Présentement, la SPLI, dans une douzaine de régions, c'est près de 50 000 personnes qui sont aidées, selon une enquête qu'on a menée, et qui sont soutenues pour éviter de se trouver à la rue ou, dans les gens qui sont à la rue, qui sont aidés dans des démarches pour s'en sortir.
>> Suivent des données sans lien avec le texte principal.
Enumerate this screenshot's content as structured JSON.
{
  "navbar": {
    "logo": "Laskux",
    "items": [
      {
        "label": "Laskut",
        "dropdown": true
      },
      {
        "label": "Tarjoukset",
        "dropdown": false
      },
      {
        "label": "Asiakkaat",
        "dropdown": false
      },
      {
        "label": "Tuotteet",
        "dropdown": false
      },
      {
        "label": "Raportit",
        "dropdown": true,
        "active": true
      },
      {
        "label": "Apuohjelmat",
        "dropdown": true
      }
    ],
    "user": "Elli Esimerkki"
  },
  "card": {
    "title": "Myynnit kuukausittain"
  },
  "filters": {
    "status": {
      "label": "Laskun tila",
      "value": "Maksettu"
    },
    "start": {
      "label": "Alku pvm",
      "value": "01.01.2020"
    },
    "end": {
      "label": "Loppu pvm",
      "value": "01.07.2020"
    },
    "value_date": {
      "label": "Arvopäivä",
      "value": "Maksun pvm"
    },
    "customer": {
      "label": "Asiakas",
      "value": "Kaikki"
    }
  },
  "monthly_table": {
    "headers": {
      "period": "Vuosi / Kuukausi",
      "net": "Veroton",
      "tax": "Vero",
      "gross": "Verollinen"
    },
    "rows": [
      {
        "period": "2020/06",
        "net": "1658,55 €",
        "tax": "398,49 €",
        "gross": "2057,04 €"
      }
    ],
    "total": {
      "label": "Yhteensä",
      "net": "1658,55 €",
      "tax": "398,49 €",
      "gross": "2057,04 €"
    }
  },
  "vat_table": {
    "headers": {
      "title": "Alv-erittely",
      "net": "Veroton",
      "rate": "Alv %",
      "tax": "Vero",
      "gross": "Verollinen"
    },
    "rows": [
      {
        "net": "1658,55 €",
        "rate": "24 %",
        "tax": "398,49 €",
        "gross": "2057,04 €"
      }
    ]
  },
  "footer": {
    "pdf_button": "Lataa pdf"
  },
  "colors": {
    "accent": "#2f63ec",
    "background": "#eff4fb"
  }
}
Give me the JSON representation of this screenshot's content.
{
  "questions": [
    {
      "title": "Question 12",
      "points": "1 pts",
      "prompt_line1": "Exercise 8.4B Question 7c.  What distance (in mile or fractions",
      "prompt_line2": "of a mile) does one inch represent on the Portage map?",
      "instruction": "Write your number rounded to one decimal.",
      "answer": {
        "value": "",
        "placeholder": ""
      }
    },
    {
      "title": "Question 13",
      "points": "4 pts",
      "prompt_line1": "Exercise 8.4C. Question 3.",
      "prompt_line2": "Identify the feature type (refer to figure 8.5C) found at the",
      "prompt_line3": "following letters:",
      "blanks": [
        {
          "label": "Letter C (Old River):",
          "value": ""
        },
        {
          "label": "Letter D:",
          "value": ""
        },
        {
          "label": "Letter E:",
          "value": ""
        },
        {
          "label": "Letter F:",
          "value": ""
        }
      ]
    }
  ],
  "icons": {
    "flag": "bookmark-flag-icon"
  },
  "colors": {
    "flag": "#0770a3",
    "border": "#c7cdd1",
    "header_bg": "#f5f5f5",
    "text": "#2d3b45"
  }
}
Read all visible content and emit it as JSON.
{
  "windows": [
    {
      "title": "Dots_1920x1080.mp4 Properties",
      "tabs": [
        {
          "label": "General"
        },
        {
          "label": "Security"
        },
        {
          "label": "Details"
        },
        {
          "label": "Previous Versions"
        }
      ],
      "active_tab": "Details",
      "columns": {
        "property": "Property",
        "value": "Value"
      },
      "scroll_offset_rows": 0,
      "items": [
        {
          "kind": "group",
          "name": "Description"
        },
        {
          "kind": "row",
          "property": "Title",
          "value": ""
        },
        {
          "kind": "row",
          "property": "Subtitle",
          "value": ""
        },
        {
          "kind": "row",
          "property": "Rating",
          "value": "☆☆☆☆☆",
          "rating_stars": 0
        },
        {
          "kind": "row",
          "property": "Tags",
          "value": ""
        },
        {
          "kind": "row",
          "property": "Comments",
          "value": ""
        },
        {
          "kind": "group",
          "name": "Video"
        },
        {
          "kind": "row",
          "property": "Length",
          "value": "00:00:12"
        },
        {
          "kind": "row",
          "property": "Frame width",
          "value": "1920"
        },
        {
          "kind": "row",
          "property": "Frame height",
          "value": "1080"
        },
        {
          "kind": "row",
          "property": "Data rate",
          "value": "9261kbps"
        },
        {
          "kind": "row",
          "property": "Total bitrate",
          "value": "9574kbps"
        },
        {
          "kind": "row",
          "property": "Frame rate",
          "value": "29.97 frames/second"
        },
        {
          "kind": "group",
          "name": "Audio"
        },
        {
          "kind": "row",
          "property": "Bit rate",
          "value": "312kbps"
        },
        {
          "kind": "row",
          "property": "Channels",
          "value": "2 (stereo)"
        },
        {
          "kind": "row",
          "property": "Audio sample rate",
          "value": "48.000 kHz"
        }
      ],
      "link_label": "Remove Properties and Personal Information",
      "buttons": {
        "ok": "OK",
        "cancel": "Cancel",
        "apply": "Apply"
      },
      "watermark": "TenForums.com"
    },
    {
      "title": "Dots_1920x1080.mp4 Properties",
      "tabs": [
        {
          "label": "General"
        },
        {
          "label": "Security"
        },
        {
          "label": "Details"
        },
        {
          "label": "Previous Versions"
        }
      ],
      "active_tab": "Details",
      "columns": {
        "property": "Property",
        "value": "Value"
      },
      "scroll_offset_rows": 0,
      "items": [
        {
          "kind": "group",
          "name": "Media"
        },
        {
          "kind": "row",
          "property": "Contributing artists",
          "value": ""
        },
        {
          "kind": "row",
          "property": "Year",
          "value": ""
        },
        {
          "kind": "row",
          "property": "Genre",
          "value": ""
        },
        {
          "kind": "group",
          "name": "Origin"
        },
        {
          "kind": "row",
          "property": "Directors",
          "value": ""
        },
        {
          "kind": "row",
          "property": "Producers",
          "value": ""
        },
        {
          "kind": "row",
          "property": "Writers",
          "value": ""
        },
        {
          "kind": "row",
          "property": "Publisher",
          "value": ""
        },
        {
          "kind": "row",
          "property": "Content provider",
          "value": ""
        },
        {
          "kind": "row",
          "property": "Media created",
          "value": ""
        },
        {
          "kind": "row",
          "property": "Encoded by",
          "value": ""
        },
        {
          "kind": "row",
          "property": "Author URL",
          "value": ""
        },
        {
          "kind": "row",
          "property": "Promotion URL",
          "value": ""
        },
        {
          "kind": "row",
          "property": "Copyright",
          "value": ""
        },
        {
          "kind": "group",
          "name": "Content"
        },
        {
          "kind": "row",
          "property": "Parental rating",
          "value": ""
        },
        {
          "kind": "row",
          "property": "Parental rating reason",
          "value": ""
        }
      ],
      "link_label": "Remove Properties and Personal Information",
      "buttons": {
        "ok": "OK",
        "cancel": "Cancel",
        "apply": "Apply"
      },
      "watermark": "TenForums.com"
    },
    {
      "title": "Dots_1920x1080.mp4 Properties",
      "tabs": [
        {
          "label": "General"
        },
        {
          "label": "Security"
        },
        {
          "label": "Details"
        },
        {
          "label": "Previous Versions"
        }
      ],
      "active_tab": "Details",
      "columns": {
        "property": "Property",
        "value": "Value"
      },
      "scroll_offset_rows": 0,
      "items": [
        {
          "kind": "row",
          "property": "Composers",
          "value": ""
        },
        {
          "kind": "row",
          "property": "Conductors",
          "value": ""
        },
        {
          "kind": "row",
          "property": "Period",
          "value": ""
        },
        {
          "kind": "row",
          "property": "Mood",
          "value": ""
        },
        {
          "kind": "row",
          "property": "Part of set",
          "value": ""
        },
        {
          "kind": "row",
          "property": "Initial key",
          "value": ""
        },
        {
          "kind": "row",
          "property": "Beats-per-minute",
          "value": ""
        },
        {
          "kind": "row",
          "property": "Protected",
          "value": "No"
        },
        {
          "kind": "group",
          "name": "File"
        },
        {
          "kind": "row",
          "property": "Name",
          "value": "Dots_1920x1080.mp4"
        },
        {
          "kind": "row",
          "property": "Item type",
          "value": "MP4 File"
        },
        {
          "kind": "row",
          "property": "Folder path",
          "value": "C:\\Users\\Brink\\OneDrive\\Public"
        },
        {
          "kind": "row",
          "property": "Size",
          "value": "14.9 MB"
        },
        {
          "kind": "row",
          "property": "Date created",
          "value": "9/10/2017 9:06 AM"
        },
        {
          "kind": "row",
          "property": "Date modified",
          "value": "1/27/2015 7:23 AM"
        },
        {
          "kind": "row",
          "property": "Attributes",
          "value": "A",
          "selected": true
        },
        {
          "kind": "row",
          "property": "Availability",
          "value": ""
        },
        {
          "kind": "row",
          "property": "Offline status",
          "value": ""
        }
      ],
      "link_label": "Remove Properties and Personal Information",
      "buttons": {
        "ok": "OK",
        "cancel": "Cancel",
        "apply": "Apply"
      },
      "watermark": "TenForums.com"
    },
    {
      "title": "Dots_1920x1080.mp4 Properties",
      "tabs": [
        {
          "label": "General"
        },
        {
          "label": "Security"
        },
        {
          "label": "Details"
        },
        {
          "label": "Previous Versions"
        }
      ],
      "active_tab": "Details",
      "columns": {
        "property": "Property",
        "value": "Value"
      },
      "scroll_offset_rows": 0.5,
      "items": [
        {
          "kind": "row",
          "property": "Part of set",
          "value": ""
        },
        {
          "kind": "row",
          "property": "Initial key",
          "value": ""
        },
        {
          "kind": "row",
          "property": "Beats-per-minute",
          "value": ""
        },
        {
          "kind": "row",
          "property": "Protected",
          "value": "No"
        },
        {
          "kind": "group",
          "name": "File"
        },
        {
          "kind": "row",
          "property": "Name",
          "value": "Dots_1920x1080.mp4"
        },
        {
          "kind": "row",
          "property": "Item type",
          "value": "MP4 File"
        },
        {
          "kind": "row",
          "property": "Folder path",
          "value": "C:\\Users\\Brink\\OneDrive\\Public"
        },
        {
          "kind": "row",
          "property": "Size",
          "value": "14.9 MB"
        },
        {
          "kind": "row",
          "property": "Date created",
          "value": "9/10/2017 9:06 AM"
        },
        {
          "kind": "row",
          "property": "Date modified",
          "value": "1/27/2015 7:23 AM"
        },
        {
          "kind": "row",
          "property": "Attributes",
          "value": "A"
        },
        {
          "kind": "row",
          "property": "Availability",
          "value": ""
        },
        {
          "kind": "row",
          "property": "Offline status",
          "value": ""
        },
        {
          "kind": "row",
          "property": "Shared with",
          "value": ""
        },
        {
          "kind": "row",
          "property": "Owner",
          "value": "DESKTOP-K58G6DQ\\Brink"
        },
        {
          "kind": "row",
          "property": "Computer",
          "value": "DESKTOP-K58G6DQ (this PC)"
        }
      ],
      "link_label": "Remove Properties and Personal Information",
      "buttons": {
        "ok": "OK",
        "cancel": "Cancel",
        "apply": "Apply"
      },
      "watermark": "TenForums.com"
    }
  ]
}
Revoir l'orientation actuelle du programme de lutte à l'itinérance, c'est menacer ces 50 000 personnes là de voir leur situation se détériorer.
Donc, on demande vraiment, effectivement, avec l'Assemblée nationale, avec la ville de Montréal aussi, la semaine passée, qui a adopté, elle aussi, une résolution unanime, et tout le milieu communautaire, des centres de services sociaux, que le fédéral refasse ses devoirs, tout simplement, en permettant au Québec d'aller de l'avant avec ce qui a été fait depuis une douzaine d'années, où le milieu de la santé, avec le milieu communautaire, voit les besoins dans les différentes régions, est-ce qu'on doit davantage aller en logement, en hébergement, en intervention, un peu de tout en même temps et non pas, mais vraiment pas une seule approche. Merci.

Mme Hivon: Merci beaucoup. Merci.

(Fin à 15 h 54)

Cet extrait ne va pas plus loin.